Nos magnetiza apreciar cómo lo cultural hace a la totalidad de la vida y cómo las acciones culturales ayudan a que cada persona sea capaz de transformar su cotidianidad, en cuanto que se enriquece como individuo, desarrolla su personalidad y asume un papel protagonista en la realización de su propia vida y de la vida de su propio entorno en un ejercicio de empoderamiento. Empoderamiento que, feliz e indefectiblemente, nos conduce al ejercicio de una cultura inteligente en la actual sociedad del conocimiento que se vive en nuestra aldea global, en la antigua y siempre renovada danza de la vida, en el gran teatro del mundo.

Por cierto… si la cultura formara parte conscientemente seria de nuestras vidas, si nuestros gobiernos y decisores consideraran a la cultura como eje transversal de nuestras políticas públicas, entonces, más temprano que tarde y de una vez por todas, comenzaríamos verdaderamente a estimar el crecimiento económico con base en el desarrollo humano. Es en este punto donde se crecen los conceptos de cultura inteligente, así como el de educación permanente y no formal para el desarrollo humano en la búsqueda de una distribución más equitativa del conocimiento y de un ejercicio más democrático del ingenio. Y es aquí donde la poesía, el teatro, las otras disciplinas artísticas y las ciencias, como componentes de la cultura, se convierten en medios claves para el desarrollo de sociedades educativas, de comunidades creativas, tal como se aspira en el informe a la UNESCO de la Comisión Internacional sobre la Educación para el Siglo XXI, presidida por Jacques Delors.
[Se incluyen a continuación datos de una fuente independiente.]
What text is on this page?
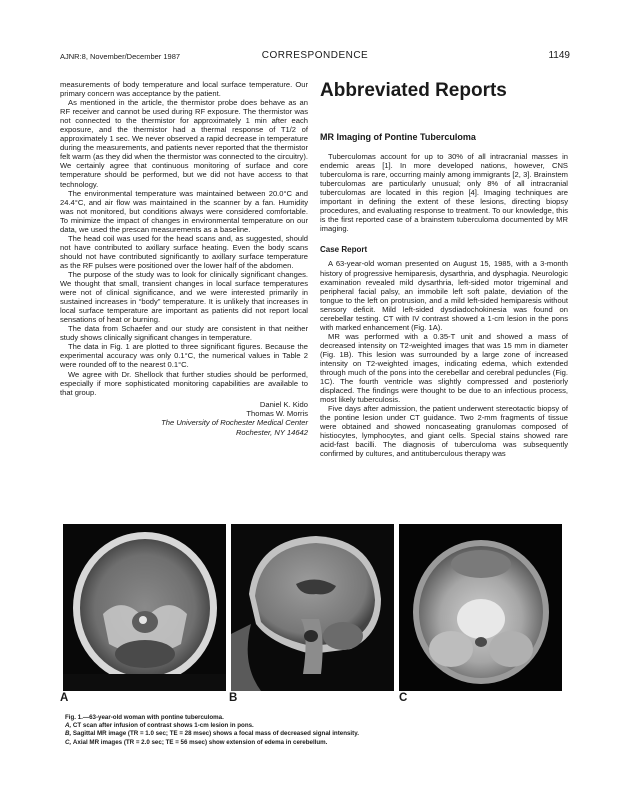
AJNR:8, November/December 1987	CORRESPONDENCE	1149

measurements of body temperature and local surface temperature. Our primary concern was acceptance by the patient.

As mentioned in the article, the thermistor probe does behave as an RF receiver and cannot be used during RF exposure. The thermistor was not connected to the thermistor for approximately 1 min after each exposure, and the thermistor had a thermal response of T1/2 of approximately 1 sec. We never observed a rapid decrease in temperature during the measurements, and patients never reported that the thermistor felt warm (as they did when the thermistor was connected to the circuitry). We certainly agree that continuous monitoring of surface and core temperature should be performed, but we did not have access to that technology.

The environmental temperature was maintained between 20.0°C and 24.4°C, and air flow was maintained in the scanner by a fan. Humidity was not monitored, but conditions always were considered comfortable. To minimize the impact of changes in environmental temperature on our data, we used the prescan measurements as a baseline.

The head coil was used for the head scans and, as suggested, should not have contributed to axillary surface heating. Even the body scans should not have contributed significantly to axillary surface temperature as the RF pulses were positioned over the lower half of the abdomen.

The purpose of the study was to look for clinically significant changes. We thought that small, transient changes in local surface temperatures were not of clinical significance, and we were interested primarily in sustained increases in “body” temperature. It is unlikely that increases in local surface temperature are important as patients did not report local sensations of heat or burning.

The data from Schaefer and our study are consistent in that neither study shows clinically significant changes in temperature.

The data in Fig. 1 are plotted to three significant figures. Because the experimental accuracy was only 0.1°C, the numerical values in Table 2 were rounded off to the nearest 0.1°C.

We agree with Dr. Shellock that further studies should be performed, especially if more sophisticated monitoring capabilities are available to that group.

Daniel K. Kido
Thomas W. Morris
The University of Rochester Medical Center
Rochester, NY 14642
Abbreviated Reports
MR Imaging of Pontine Tuberculoma

Tuberculomas account for up to 30% of all intracranial masses in endemic areas [1]. In more developed nations, however, CNS tuberculoma is rare, occurring mainly among immigrants [2, 3]. Brainstem tuberculomas are particularly unusual; only 8% of all intracranial tuberculomas are located in this region [4]. Imaging techniques are important in defining the extent of these lesions, directing biopsy procedures, and evaluating response to treatment. To our knowledge, this is the first reported case of a brainstem tuberculoma documented by MR imaging.

Case Report

A 63-year-old woman presented on August 15, 1985, with a 3-month history of progressive hemiparesis, dysarthria, and dysphagia. Neurologic examination revealed mild dysarthria, left-sided motor trigeminal and peripheral facial palsy, an immobile left soft palate, deviation of the tongue to the left on protrusion, and a mild left-sided hemiparesis without sensory deficit. Mild left-sided dysdiadochokinesia was found on cerebellar testing. CT with IV contrast showed a 1-cm lesion in the pons with marked enhancement (Fig. 1A).

MR was performed with a 0.35-T unit and showed a mass of decreased intensity on T2-weighted images that was 15 mm in diameter (Fig. 1B). This lesion was surrounded by a large zone of increased intensity on T2-weighted images, indicating edema, which extended through much of the pons into the cerebellar and cerebral peduncles (Fig. 1C). The fourth ventricle was slightly compressed and posteriorly displaced. The findings were thought to be due to an infectious process, most likely tuberculosis.

Five days after admission, the patient underwent stereotactic biopsy of the pontine lesion under CT guidance. Two 2-mm fragments of tissue were obtained and showed noncaseating granulomas composed of histiocytes, lymphocytes, and giant cells. Special stains showed rare acid-fast bacilli. The diagnosis of tuberculoma was subsequently confirmed by cultures, and antituberculous therapy was

A	B	C
Fig. 1.—63-year-old woman with pontine tuberculoma.
A, CT scan after infusion of contrast shows 1-cm lesion in pons.
B, Sagittal MR image (TR = 1.0 sec; TE = 28 msec) shows a focal mass of decreased signal intensity.
C, Axial MR images (TR = 2.0 sec; TE = 56 msec) show extension of edema in cerebellum.
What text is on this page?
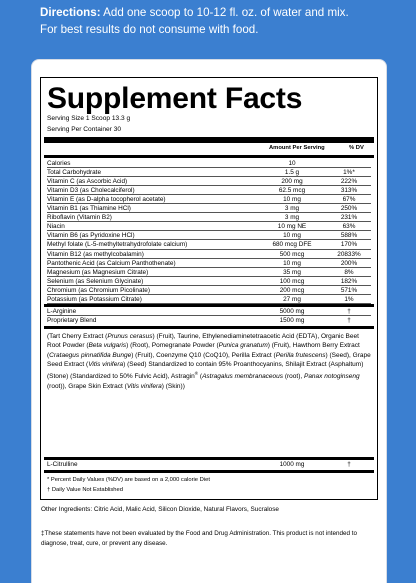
Directions: Add one scoop to 10-12 fl. oz. of water and mix.
For best results do not consume with food.
Supplement Facts
Serving Size 1 Scoop 13.3 g
Serving Per Container 30
Amount Per Serving	% DV
Calories	10
Total Carbohydrate	1.5 g	1%*
Vitamin C (as Ascorbic Acid)	200 mg	222%
Vitamin D3 (as Cholecalciferol)	62.5 mcg	313%
Vitamin E (as D-alpha tocopherol acetate)	10 mg	67%
Vitamin B1 (as Thiamine HCl)	3 mg	250%
Riboflavin (Vitamin B2)	3 mg	231%
Niacin	10 mg NE	63%
Vitamin B6 (as Pyridoxine HCl)	10 mg	588%
Methyl folate (L-5-methyltetrahydrofolate calcium)	680 mcg DFE	170%
Vitamin B12 (as methylcobalamin)	500 mcg	20833%
Pantothenic Acid (as Calcium Panthothenate)	10 mg	200%
Magnesium (as Magnesium Citrate)	35 mg	8%
Selenium (as Selenium Glycinate)	100 mcg	182%
Chromium (as Chromium Picolinate)	200 mcg	571%
Potassium (as Potassium Citrate)	27 mg	1%
L-Arginine	5000 mg	†
Proprietary Blend	1500 mg	†
(Tart Cherry Extract (Prunus cerasus) (Fruit), Taurine, Ethylenediaminetetraacetic Acid (EDTA), Organic Beet Root Powder (Beta vulgaris) (Root), Pomegranate Powder (Punica granatum) (Fruit), Hawthorn Berry Extract (Crataegus pinnatifida Bunge) (Fruit), Coenzyme Q10 (CoQ10), Perilla Extract (Perilla frutescens) (Seed), Grape Seed Extract (Vitis vinifera) (Seed) Standardized to contain 95% Proanthocyanins, Shilajit Extract (Asphaltum) (Stone) (Standardized to 50% Fulvic Acid), Astragin® (Astragalus membranaceous (root), Panax notoginseng (root)), Grape Skin Extract (Vitis vinifera) (Skin))
L-Citrulline	1000 mg	†
* Percent Daily Values (%DV) are based on a 2,000 calorie Diet
† Daily Value Not Established
Other Ingredients: Citric Acid, Malic Acid, Silicon Dioxide, Natural Flavors, Sucralose
‡These statements have not been evaluated by the Food and Drug Administration. This product is not intended to diagnose, treat, cure, or prevent any disease.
Personas, emociones, ideas, historias, religiones, lenguas, idiomas, costumbres, tradiciones, idiosincrasias, patrimonios, nuevas tecnologías y nuevos horizontes, han sido, son y seguirán siendo bastimento de nuestra cultura y de nuestro teatro, como cintas de colores que se entretejen. A este entramado magnífico se le empalman varias auténticas revoluciones contemporáneas: la microelectrónica, la feminista, la ecológica, la política y la paradigmática, como ha dejado escrito el Maestro chileno Fernando Mires en su libro La Revolución que nadie soñó.

La cultura, pues, es cimiento de nuestras vidas, fragua para nuestras competitividades. Elemento central presente en los pequeños y en los grandes detalles de nuestra existencia ¡y en el teatro también, por supuesto!